The first Labor Day holiday was celebrated on Tuesday, September 5, 1882, in New York City, in accordance with the plans of the Central Labor Union. The Central Labor Union held its second Labor Day holiday just a year later, on September 5, 1883. In 1884 the first Monday in September was selected as the holiday, as originally proposed, and the Central Labor Union urged similar organizations in other cities to follow the example of New York and celebrate a “workingmen’s holiday” on that date. The idea spread with the growth of labor organizations, and in 1885 Labor Day was celebrated in many industrial centers of the country. 

 

The holiday has evolved over the years, in the late 19th century, celebrations focused on huge parades in urban areas, three day weekends, and the end of the perceived summer season.
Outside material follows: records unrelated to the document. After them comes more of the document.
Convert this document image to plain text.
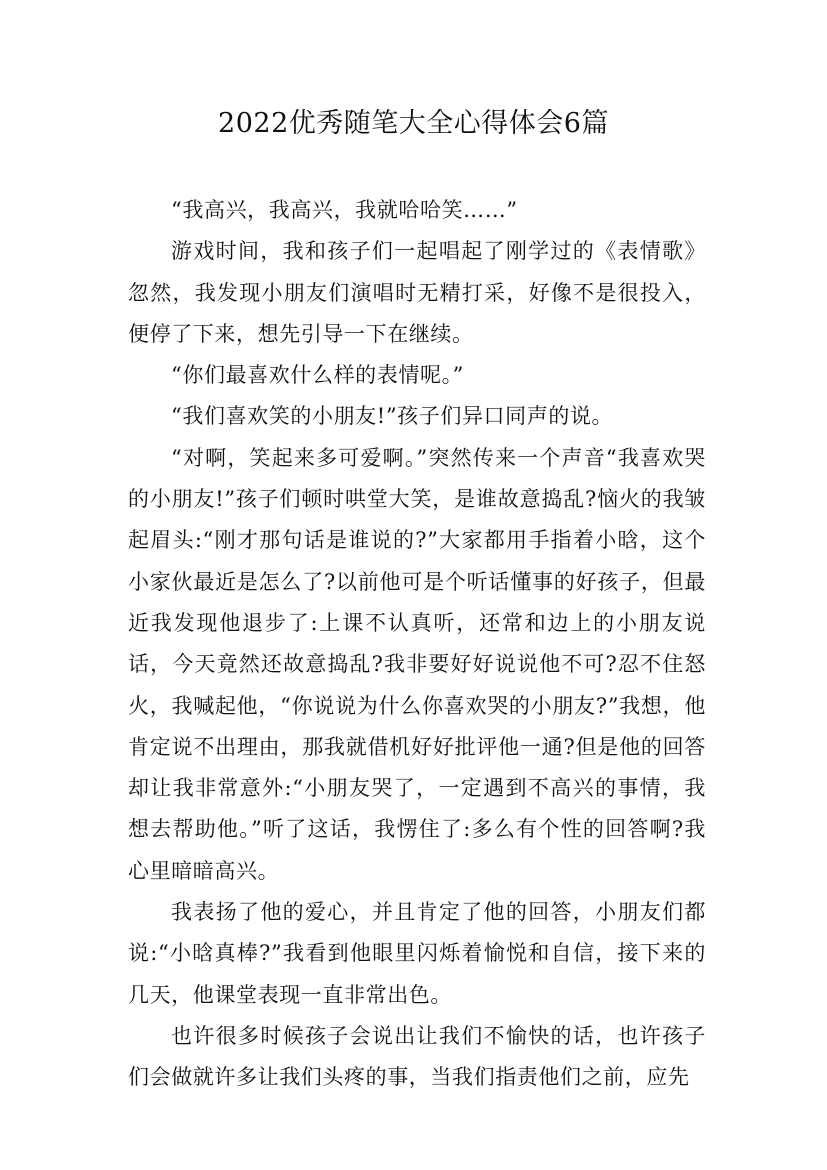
2022优秀随笔大全心得体会6篇

“我高兴，我高兴，我就哈哈笑……”

游戏时间，我和孩子们一起唱起了刚学过的《表情歌》忽然，我发现小朋友们演唱时无精打采，好像不是很投入，便停了下来，想先引导一下在继续。

“你们最喜欢什么样的表情呢。”

“我们喜欢笑的小朋友!”孩子们异口同声的说。

“对啊，笑起来多可爱啊。”突然传来一个声音“我喜欢哭的小朋友!”孩子们顿时哄堂大笑，是谁故意捣乱?恼火的我皱起眉头:“刚才那句话是谁说的?”大家都用手指着小晗，这个小家伙最近是怎么了?以前他可是个听话懂事的好孩子，但最近我发现他退步了:上课不认真听，还常和边上的小朋友说话，今天竟然还故意捣乱?我非要好好说说他不可?忍不住怒火，我喊起他，“你说说为什么你喜欢哭的小朋友?”我想，他肯定说不出理由，那我就借机好好批评他一通?但是他的回答却让我非常意外:“小朋友哭了，一定遇到不高兴的事情，我想去帮助他。”听了这话，我愣住了:多么有个性的回答啊?我心里暗暗高兴。

我表扬了他的爱心，并且肯定了他的回答，小朋友们都说:“小晗真棒?”我看到他眼里闪烁着愉悦和自信，接下来的几天，他课堂表现一直非常出色。

也许很多时候孩子会说出让我们不愉快的话，也许孩子们会做就许多让我们头疼的事，当我们指责他们之前，应先
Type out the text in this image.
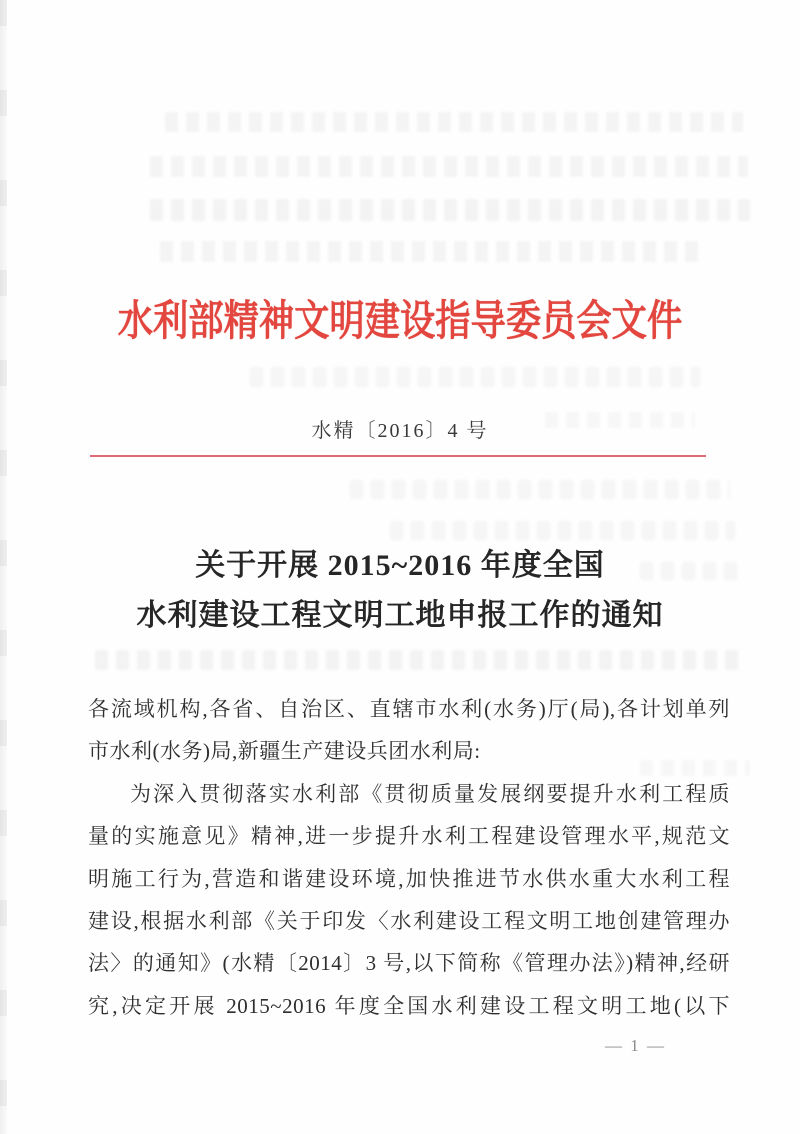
水利部精神文明建设指导委员会文件
水精〔2016〕4 号
关于开展 2015~2016 年度全国
水利建设工程文明工地申报工作的通知
各流域机构,各省、自治区、直辖市水利(水务)厅(局),各计划单列
市水利(水务)局,新疆生产建设兵团水利局:
为深入贯彻落实水利部《贯彻质量发展纲要提升水利工程质
量的实施意见》精神,进一步提升水利工程建设管理水平,规范文
明施工行为,营造和谐建设环境,加快推进节水供水重大水利工程
建设,根据水利部《关于印发〈水利建设工程文明工地创建管理办
法〉的通知》(水精〔2014〕3 号,以下简称《管理办法》)精神,经研
究,决定开展 2015~2016 年度全国水利建设工程文明工地(以下
— 1 —
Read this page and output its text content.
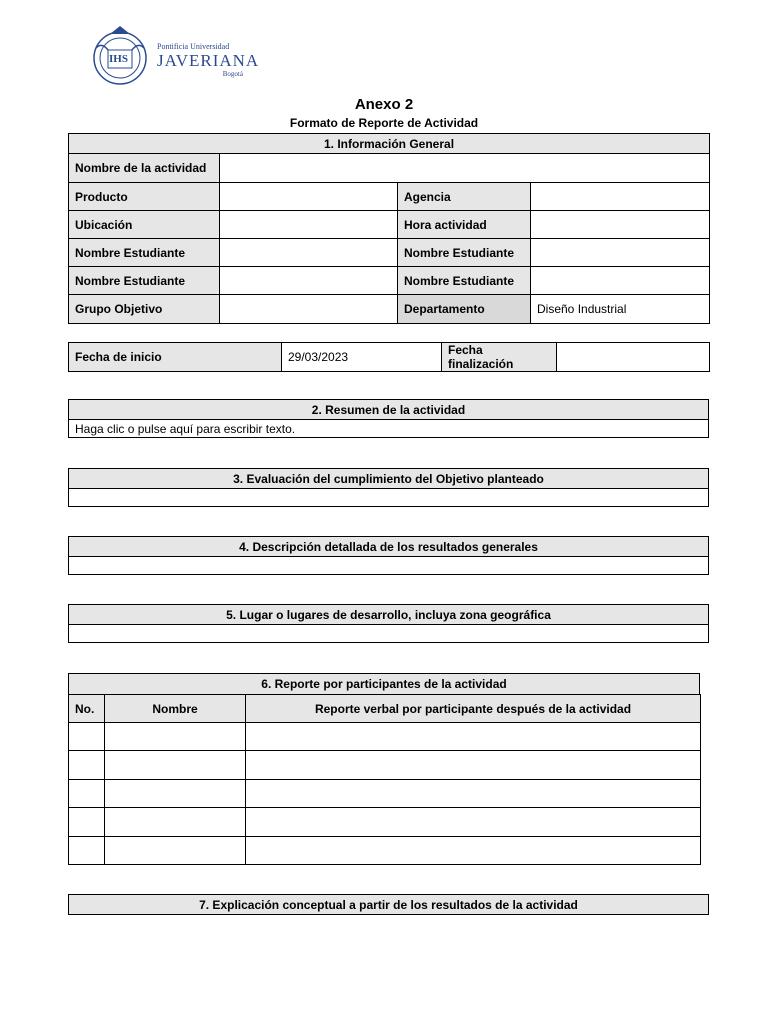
IHS
Pontificia Universidad
JAVERIANA
Bogotá
Anexo 2
Formato de Reporte de Actividad
1. Información General			
Nombre de la actividad			
Producto		Agencia	
Ubicación		Hora actividad	
Nombre Estudiante		Nombre Estudiante	
Nombre Estudiante		Nombre Estudiante	
Grupo Objetivo		Departamento	Diseño Industrial
Fecha de inicio	29/03/2023	Fecha finalización	
2. Resumen de la actividad
Haga clic o pulse aquí para escribir texto.
3. Evaluación del cumplimiento del Objetivo planteado

4. Descripción detallada de los resultados generales

5. Lugar o lugares de desarrollo, incluya zona geográfica

6. Reporte por participantes de la actividad
No.	Nombre	Reporte verbal por participante después de la actividad

7. Explicación conceptual a partir de los resultados de la actividad
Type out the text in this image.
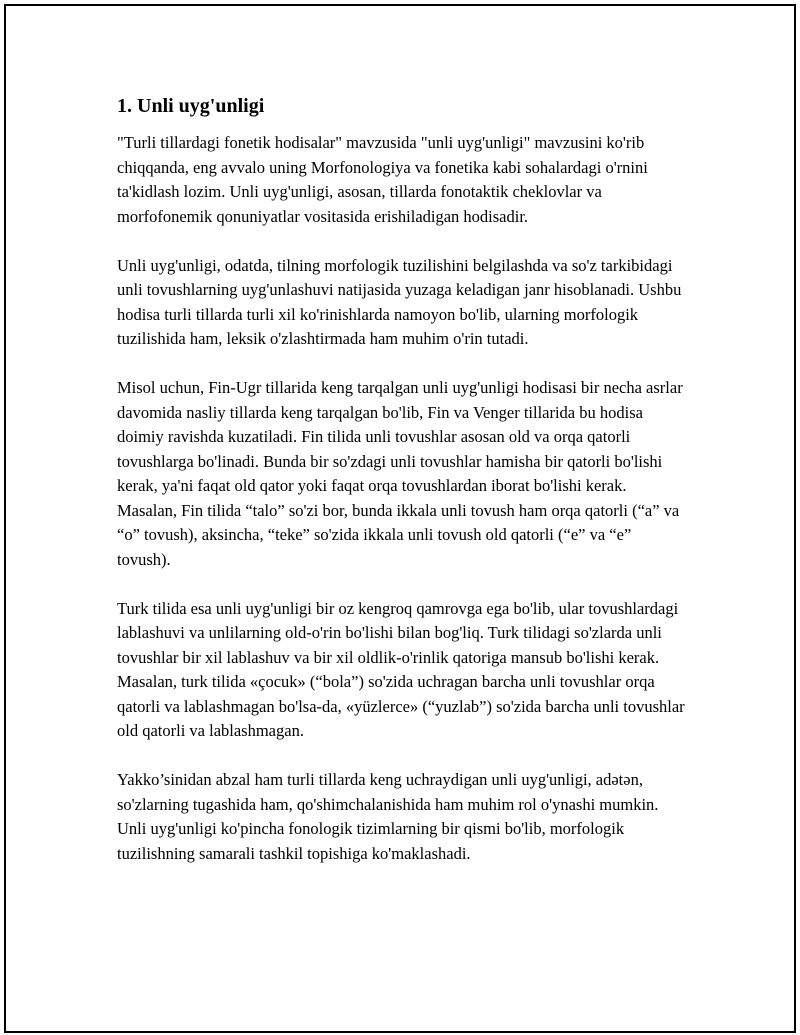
1. Unli uyg'unligi

"Turli tillardagi fonetik hodisalar" mavzusida "unli uyg'unligi" mavzusini ko'rib chiqqanda, eng avvalo uning Morfonologiya va fonetika kabi sohalardagi o'rnini ta'kidlash lozim. Unli uyg'unligi, asosan, tillarda fonotaktik cheklovlar va morfofonemik qonuniyatlar vositasida erishiladigan hodisadir.

Unli uyg'unligi, odatda, tilning morfologik tuzilishini belgilashda va so'z tarkibidagi unli tovushlarning uyg'unlashuvi natijasida yuzaga keladigan janr hisoblanadi. Ushbu hodisa turli tillarda turli xil ko'rinishlarda namoyon bo'lib, ularning morfologik tuzilishida ham, leksik o'zlashtirmada ham muhim o'rin tutadi.

Misol uchun, Fin-Ugr tillarida keng tarqalgan unli uyg'unligi hodisasi bir necha asrlar davomida nasliy tillarda keng tarqalgan bo'lib, Fin va Venger tillarida bu hodisa doimiy ravishda kuzatiladi. Fin tilida unli tovushlar asosan old va orqa qatorli tovushlarga bo'linadi. Bunda bir so'zdagi unli tovushlar hamisha bir qatorli bo'lishi kerak, ya'ni faqat old qator yoki faqat orqa tovushlardan iborat bo'lishi kerak. Masalan, Fin tilida “talo” so'zi bor, bunda ikkala unli tovush ham orqa qatorli (“a” va “o” tovush), aksincha, “teke” so'zida ikkala unli tovush old qatorli (“e” va “e” tovush).

Turk tilida esa unli uyg'unligi bir oz kengroq qamrovga ega bo'lib, ular tovushlardagi lablashuvi va unlilarning old-o'rin bo'lishi bilan bog'liq. Turk tilidagi so'zlarda unli tovushlar bir xil lablashuv va bir xil oldlik-o'rinlik qatoriga mansub bo'lishi kerak. Masalan, turk tilida «çocuk» (“bola”) so'zida uchragan barcha unli tovushlar orqa qatorli va lablashmagan bo'lsa-da, «yüzlerce» (“yuzlab”) so'zida barcha unli tovushlar old qatorli va lablashmagan.

Yakko’sinidan abzal ham turli tillarda keng uchraydigan unli uyg'unligi, adətən, so'zlarning tugashida ham, qo'shimchalanishida ham muhim rol o'ynashi mumkin. Unli uyg'unligi ko'pincha fonologik tizimlarning bir qismi bo'lib, morfologik tuzilishning samarali tashkil topishiga ko'maklashadi.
Labor Day has turned into the conservative labor holiday because of the movement’s political trajectory. In 1886, the AFL’s creation allowed trade-union bureaucrats disconnected from the workplace and invested with special privileges to gain control over the movement. This cut out the craft-worker socialists who had originally played a major role in not only the fight for a labor holiday, but also for shorter hours, fairer pay, and better working conditions. Moreover, when the Knights of Labor collapsed, workers lost an effective counterweight to craft elitism. This played a decisive role in the right turn of figures like McGuire. Now the holiday is a wider celebration that honors organized labor with fewer parades, and more activities.  

Labor Day marks many things: shopping and sales, the end of summer, the beginning of a new school year, football season, and a three-day weekend. But most importantly, it is a time to pay tribute to the working men and women whose contributions have brought prosperity. The best parts of Labor Day should be reclaimed, and its lessons distilled for workers to come.